O Paraná, apesar do alto preço das tarifas de pedágio praticadas por aqui, ocupa a vergonhosa posição de segundo Estado com mais trechos perigosos em rodovias federais. Dos 60 pontos com alto índice de acidentes graves, oito estão no Paraná. Santa Catarina, o primeiro do ranking, tem 10 trechos preocupantes.
No caso paranaense, chama a atenção o fato de que os trechos mais perigosos destacados pela PRF são justamente quando as rodovias cortam áreas urbanas. No nosso Estado, o mais perigoso do relatório é a Avenida Colombo, de Maringá, pedaço de nove quilômetros da BR-376. Entre os meses de janeiro e novembro de 2011 aconteceram 717 acidentes. Oito pessoas morreram.

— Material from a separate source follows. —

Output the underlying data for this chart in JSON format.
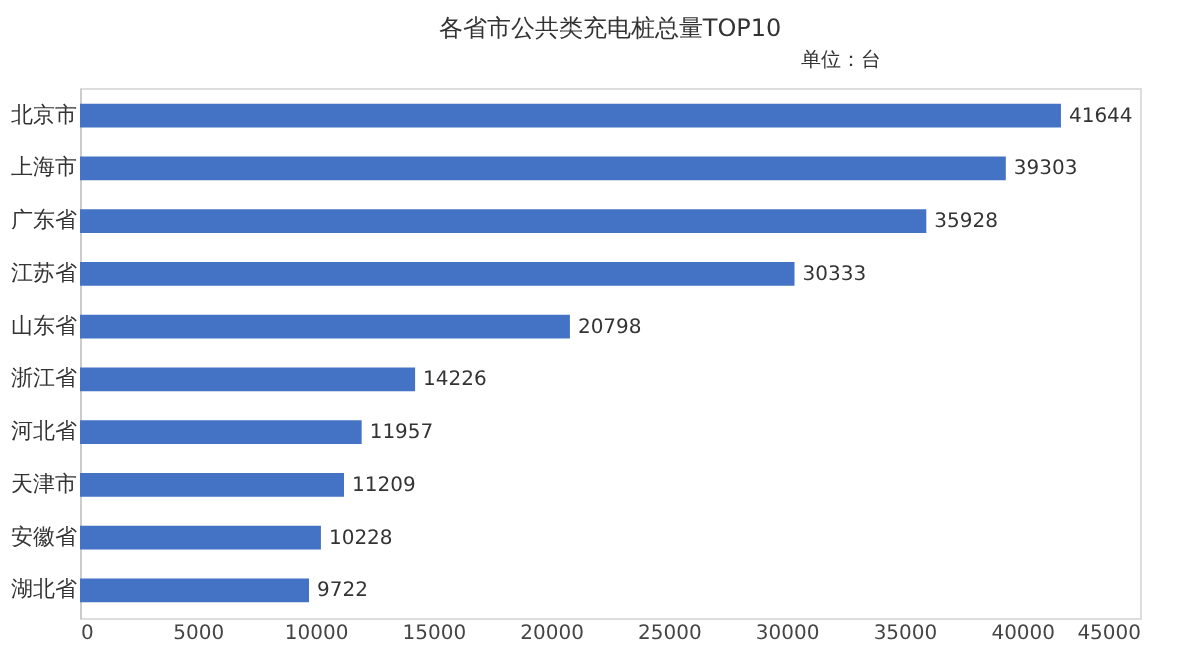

Londrina também aparece na lista com o trecho urbano da BR-369 (entre o cruzamento da Avenida Duque de Caxias e a PR-445). O ranking inclui a PR-277, quando corta Foz do Iguaçu; a BR-476, também no município de Curitiba, e a BR-376, perto da divisa com Santa Catarina.

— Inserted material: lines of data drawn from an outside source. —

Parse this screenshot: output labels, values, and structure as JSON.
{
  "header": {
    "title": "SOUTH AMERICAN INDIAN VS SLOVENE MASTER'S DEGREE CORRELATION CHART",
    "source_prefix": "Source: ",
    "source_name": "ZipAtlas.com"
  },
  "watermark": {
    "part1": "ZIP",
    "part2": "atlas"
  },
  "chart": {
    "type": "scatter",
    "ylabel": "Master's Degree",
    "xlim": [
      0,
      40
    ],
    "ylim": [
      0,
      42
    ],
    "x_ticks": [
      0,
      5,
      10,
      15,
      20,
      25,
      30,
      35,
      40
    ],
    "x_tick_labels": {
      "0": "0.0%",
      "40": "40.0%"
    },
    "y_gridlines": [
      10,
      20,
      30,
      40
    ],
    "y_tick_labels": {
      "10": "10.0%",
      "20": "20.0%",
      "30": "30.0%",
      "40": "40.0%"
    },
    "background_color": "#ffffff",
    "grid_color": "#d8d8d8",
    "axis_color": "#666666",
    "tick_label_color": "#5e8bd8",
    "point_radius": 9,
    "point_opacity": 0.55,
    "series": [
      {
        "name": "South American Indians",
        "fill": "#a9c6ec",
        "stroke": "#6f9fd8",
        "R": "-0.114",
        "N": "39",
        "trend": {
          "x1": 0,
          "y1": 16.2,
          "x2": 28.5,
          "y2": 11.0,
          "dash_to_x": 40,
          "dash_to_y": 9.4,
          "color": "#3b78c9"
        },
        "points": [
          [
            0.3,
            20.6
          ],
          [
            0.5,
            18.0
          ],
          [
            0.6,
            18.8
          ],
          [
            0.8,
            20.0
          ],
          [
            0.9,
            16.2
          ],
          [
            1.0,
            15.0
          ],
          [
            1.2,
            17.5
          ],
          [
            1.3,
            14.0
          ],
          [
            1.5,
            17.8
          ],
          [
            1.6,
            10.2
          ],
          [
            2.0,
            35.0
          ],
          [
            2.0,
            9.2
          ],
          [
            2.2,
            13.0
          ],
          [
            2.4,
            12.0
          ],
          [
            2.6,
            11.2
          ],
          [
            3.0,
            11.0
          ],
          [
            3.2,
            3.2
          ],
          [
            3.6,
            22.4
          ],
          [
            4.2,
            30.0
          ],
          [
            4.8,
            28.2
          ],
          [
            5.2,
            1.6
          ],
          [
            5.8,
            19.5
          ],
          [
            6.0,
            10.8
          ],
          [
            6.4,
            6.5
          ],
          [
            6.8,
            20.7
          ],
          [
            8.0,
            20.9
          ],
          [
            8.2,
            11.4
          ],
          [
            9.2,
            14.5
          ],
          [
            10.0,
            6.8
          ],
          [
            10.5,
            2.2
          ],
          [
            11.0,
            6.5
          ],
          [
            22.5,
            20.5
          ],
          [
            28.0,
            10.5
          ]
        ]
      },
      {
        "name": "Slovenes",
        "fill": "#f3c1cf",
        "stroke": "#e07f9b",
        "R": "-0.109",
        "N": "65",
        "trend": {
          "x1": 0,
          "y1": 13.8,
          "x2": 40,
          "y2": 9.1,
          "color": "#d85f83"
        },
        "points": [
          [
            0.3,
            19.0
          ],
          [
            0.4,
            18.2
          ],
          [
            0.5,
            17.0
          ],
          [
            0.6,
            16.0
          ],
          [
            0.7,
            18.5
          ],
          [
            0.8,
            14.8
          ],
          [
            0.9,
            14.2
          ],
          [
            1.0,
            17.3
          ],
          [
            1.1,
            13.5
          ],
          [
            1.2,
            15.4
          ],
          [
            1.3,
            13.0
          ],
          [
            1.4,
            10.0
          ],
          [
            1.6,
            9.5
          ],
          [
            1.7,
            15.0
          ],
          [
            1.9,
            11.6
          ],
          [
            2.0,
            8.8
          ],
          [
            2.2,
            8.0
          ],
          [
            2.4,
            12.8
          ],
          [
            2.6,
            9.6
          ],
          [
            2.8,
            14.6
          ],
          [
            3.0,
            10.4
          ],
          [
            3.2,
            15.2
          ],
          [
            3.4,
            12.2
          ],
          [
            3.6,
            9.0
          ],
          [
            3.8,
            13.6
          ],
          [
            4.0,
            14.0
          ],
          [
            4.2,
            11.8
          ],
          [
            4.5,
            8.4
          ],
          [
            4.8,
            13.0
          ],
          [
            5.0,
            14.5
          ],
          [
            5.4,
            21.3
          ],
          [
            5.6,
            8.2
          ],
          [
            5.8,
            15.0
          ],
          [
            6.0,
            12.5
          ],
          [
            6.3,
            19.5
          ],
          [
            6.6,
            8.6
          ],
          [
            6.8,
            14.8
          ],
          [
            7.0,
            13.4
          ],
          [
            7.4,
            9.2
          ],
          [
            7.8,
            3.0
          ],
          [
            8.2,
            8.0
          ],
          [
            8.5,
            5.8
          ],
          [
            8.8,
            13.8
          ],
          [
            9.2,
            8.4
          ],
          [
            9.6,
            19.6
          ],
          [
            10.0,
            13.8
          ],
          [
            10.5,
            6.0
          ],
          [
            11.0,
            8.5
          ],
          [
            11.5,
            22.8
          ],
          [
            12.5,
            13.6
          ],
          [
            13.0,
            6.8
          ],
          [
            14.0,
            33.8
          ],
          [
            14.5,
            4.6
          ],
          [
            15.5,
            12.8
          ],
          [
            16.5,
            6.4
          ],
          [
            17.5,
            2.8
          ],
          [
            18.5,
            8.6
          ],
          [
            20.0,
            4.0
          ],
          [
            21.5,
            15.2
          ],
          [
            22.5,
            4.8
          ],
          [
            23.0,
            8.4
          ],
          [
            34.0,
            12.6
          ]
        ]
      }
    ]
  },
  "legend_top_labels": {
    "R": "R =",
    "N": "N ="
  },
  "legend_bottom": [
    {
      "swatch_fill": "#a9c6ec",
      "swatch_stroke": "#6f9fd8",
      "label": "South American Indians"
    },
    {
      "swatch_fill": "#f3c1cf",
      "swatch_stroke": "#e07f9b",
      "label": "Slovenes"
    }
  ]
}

A solução para esses trechos urbanos de rodovias é complexa por causa do grande movimento de carros, pedestres, ônibus, motociclistas e ciclistas. Para esses pontos, não bastam semáforos, cartazes de campanhas ou faixas de pedestres. Em muitos casos, é preciso intervenções mais elaboradas, como viadutos, passarelas de pedestres e maior fiscalização.

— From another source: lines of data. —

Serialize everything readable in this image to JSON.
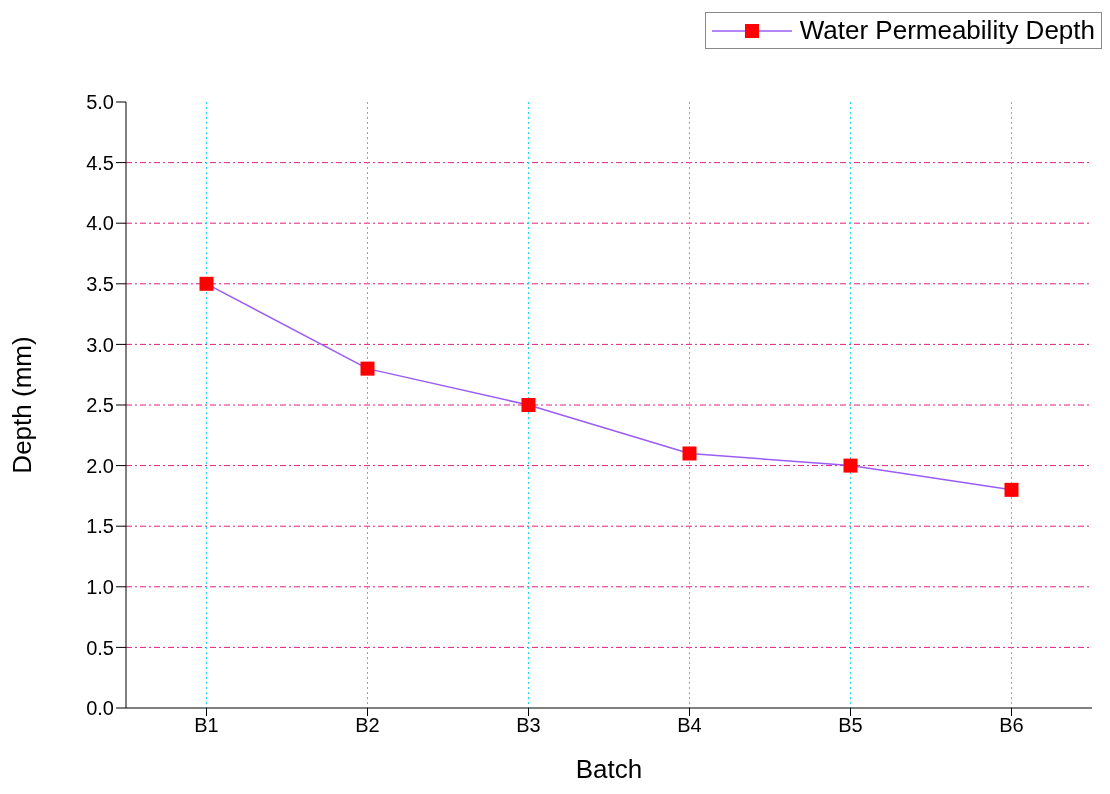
{
  "chart_data": {
    "type": "line",
    "xlabel": "Batch",
    "ylabel": "Depth (mm)",
    "categories": [
      "B1",
      "B2",
      "B3",
      "B4",
      "B5",
      "B6"
    ],
    "series": [
      {
        "name": "Water Permeability Depth",
        "color": "#ff0000",
        "values": [
          3.5,
          2.8,
          2.5,
          2.1,
          2.0,
          1.8
        ]
      }
    ],
    "ylim": [
      0,
      5
    ],
    "yticks": [
      {
        "value": 0,
        "label": "0.0"
      },
      {
        "value": 0.5,
        "label": "0.5"
      },
      {
        "value": 1,
        "label": "1.0"
      },
      {
        "value": 1.5,
        "label": "1.5"
      },
      {
        "value": 2,
        "label": "2.0"
      },
      {
        "value": 2.5,
        "label": "2.5"
      },
      {
        "value": 3,
        "label": "3.0"
      },
      {
        "value": 3.5,
        "label": "3.5"
      },
      {
        "value": 4,
        "label": "4.0"
      },
      {
        "value": 4.5,
        "label": "4.5"
      },
      {
        "value": 5,
        "label": "5.0"
      }
    ],
    "grid": true,
    "legend": "top right",
    "marker": "square",
    "line_style": "solid"
  }
}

Nessa época do ano, é natural que o fluxo de veículos aumente nas estradas, pois as pessoas querem estar próximas de familiares e amigos. A segurança no trânsito depende de muitos fatores, desde qualidade das estradas, boas condições dos veículos e responsabilidade dos motoristas. As estatísticas vêm mostrando que a imprudência dos condutores é o principal causador de acidentes, marcando com tragédia o Natal, uma data em que as pessoas deveriam justamente celebrar a vida.